Question

If a = 2, b = =2, find the value of ${{a}^{2}}+{{b}^{2}}$ .

Answer 1

Hint: The given problem is related to the square of a number. The square of a number is defined as the product of a number with itself.

Complete step by step answer:
Before proceeding with the solution, we must understand the concept of the square of a number. The square of a number is defined as the product of a number with itself. The square of a number is always positive. Except for 1 and 0, the square of a number can never be equal to the number itself. In case of 1 and 0, the square is equal to the number, i.e. ${{1}^{2}}=1$ and ${{0}^{2}}=0$ . Now, in the given question, we are given the values of a and b as 2 and -2 respectively. We are asked to find the value of ${{a}^{2}}+{{b}^{2}}$ . First, we will find
 the value of ${{a}^{2}}$ . We know, the square of a number is the product of the number with itself. So, ${{a}^{2}}=a\times a$ . We are given a = 2. So, ${{a}^{2}}=2\times 2=4$ . Now, we will find the value of ${{b}^{2}}$ . By the definition of square of a number, we can say that the value of ${{b}^{2}}$ is equal to $b\times b$ . So, ${{b}^{2}}=\left( -2 \right)\times \left( -2 \right)=4$ . Now, we will calculate the value of ${{a}^{2}}+{{b}^{2}}$. The value of ${{a}^{2}}+{{b}^{2}}$ is equal to 4 + 4 = 8. So, ${{a}^{2}}+{{b}^{2}}$ = 8.

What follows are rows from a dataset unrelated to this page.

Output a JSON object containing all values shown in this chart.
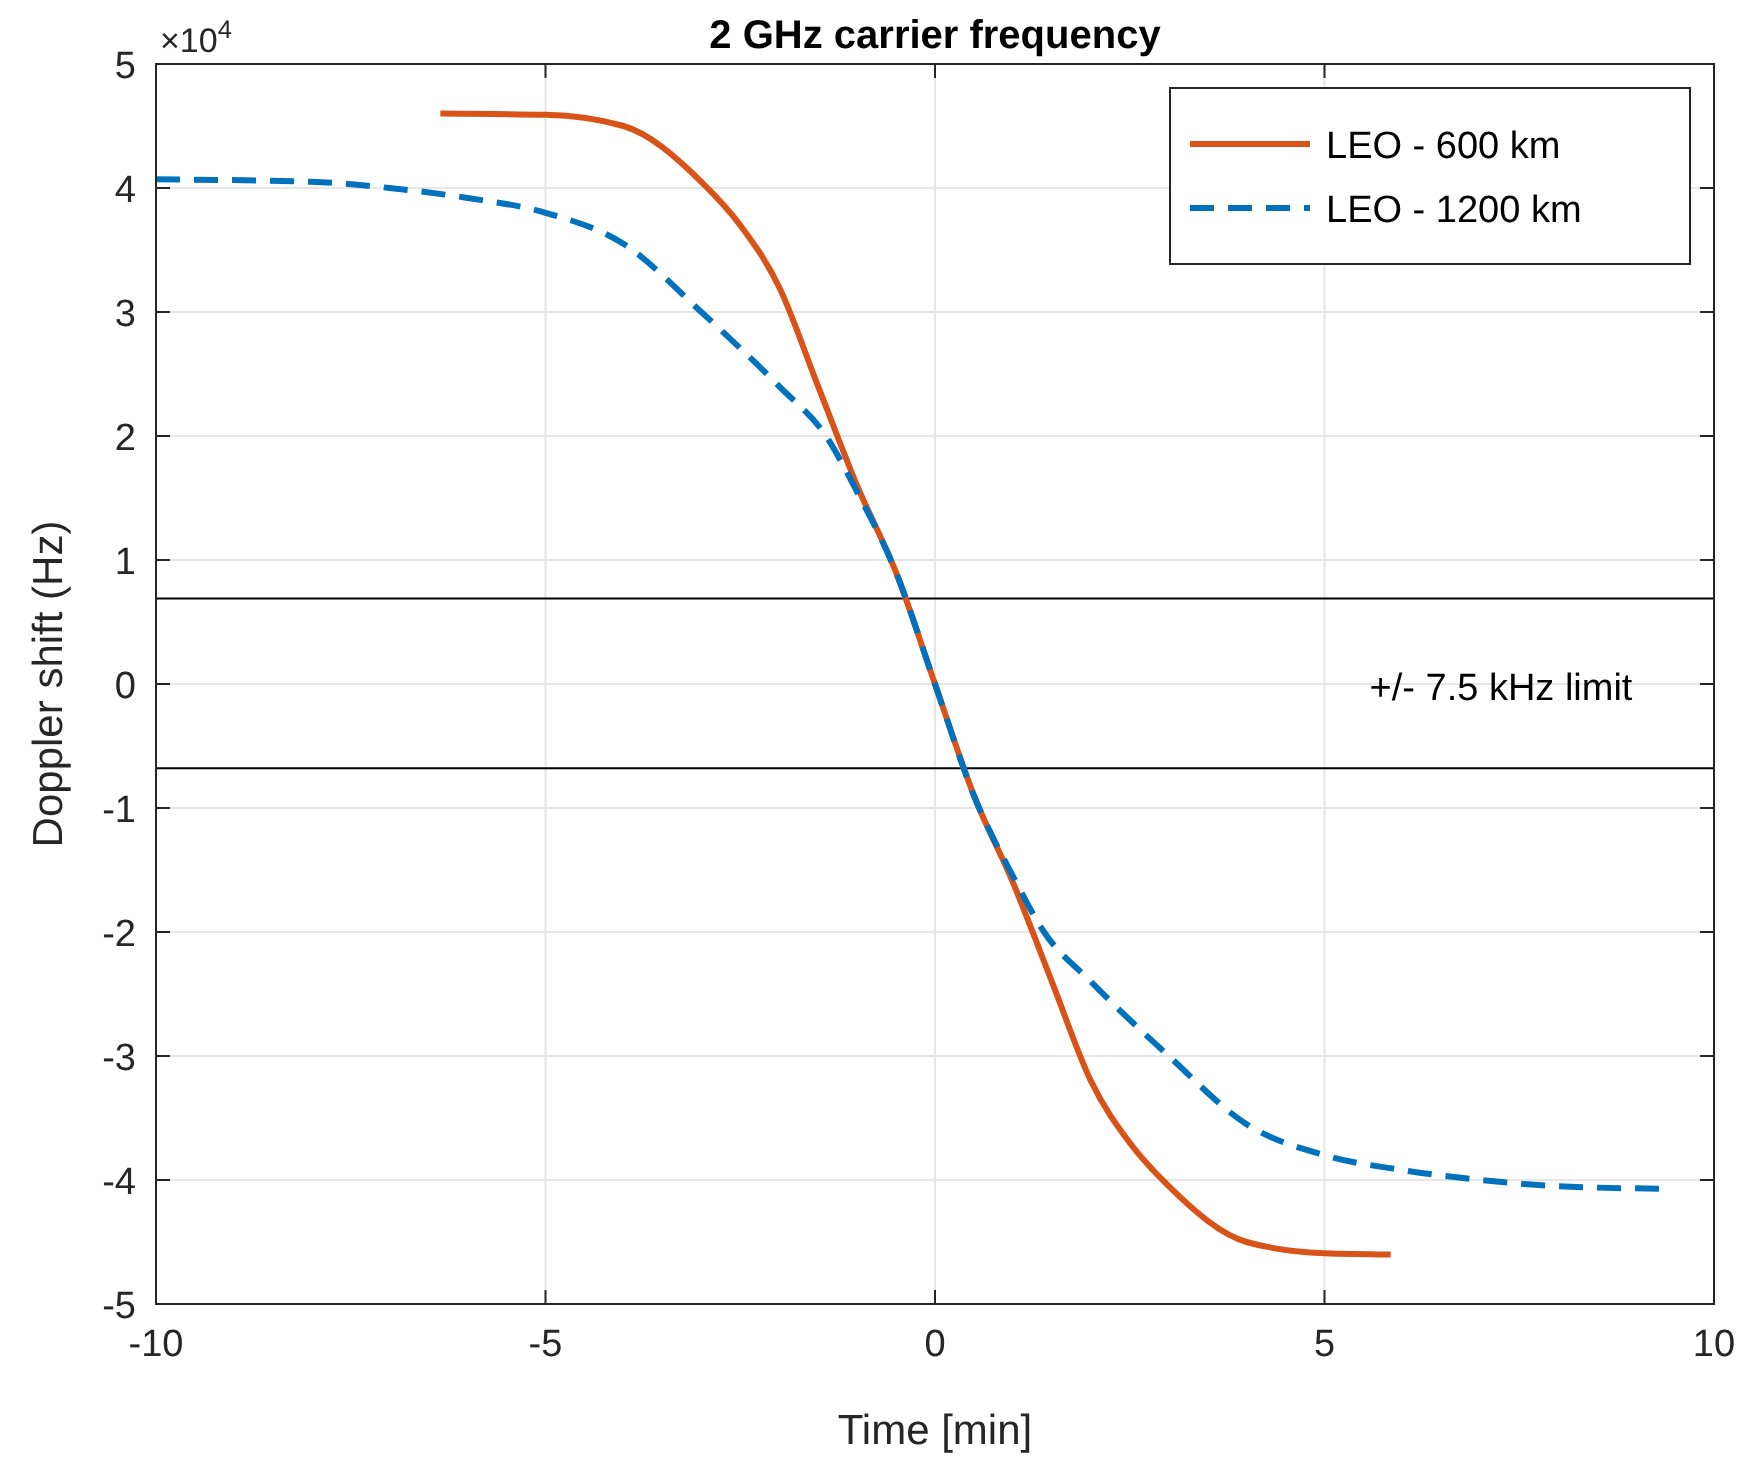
{
  "chart_data": {
    "type": "line",
    "title": "2 GHz carrier frequency",
    "xlabel": "Time [min]",
    "ylabel": "Doppler shift (Hz)",
    "xlim": [
      -10,
      10
    ],
    "xticks": [
      -10,
      -5,
      0,
      5,
      10
    ],
    "ylim": [
      -5,
      5
    ],
    "yticks": [
      -5,
      -4,
      -3,
      -2,
      -1,
      0,
      1,
      2,
      3,
      4,
      5
    ],
    "grid": true,
    "legend": "top right",
    "marker": "none",
    "series": [
      {
        "name": "LEO - 600 km",
        "color": "#d95319",
        "line_style": "solid",
        "x": [
          -6.35,
          -5,
          -4,
          -3,
          -2.5,
          -2,
          -1.5,
          -1,
          -0.5,
          0,
          0.5,
          1,
          1.5,
          2,
          2.5,
          3,
          4,
          5,
          5.85
        ],
        "values": [
          4.6,
          4.59,
          4.5,
          4.05,
          3.7,
          3.2,
          2.4,
          1.6,
          0.9,
          0,
          -0.9,
          -1.6,
          -2.4,
          -3.2,
          -3.7,
          -4.05,
          -4.5,
          -4.59,
          -4.6
        ]
      },
      {
        "name": "LEO - 1200 km",
        "color": "#0072bd",
        "line_style": "dashed",
        "x": [
          -10,
          -8,
          -7,
          -6,
          -5,
          -4,
          -3,
          -2,
          -1.4,
          -1,
          -0.5,
          0,
          0.5,
          1,
          1.4,
          2,
          3,
          4,
          5,
          6,
          7,
          8,
          9.3
        ],
        "values": [
          4.07,
          4.05,
          4.0,
          3.92,
          3.8,
          3.55,
          3.0,
          2.4,
          2.0,
          1.55,
          0.9,
          0,
          -0.9,
          -1.55,
          -2.0,
          -2.4,
          -3.0,
          -3.55,
          -3.8,
          -3.92,
          -4.0,
          -4.05,
          -4.07
        ]
      }
    ],
    "ref_lines": [
      {
        "axis": "y",
        "value": 0.69,
        "color": "#000000"
      },
      {
        "axis": "y",
        "value": -0.68,
        "color": "#000000"
      }
    ],
    "annotations": [
      "+/- 7.5 kHz limit",
      "×10$^{4}$"
    ]
  }
}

Note: Alternate Solution: We can solve the given problem using algebraic identities. We know, ${{\left( a-b \right)}^{2}}={{a}^{2}}+{{b}^{2}}-2ab$ . So, we can say ${{a}^{2}}+{{b}^{2}}={{\left( a-b \right)}^{2}}+2ab$ . On substituting a= 2 and b = -2 in the right-hand side of the equation, we get ${{a}^{2}}+{{b}^{2}}={{\left( 2-\left( -2 \right) \right)}^{2}}+\left( 2\times 2\times \left( -2 \right) \right)$ .
$\Rightarrow {{a}^{2}}+{{b}^{2}}={{\left( 4 \right)}^{2}}-8$
$\Rightarrow {{a}^{2}}+{{b}^{2}}=16-8=8$
Hence, the value of ${{a}^{2}}+{{b}^{2}}$ , when a = 2, and b = -2, is equal to 8.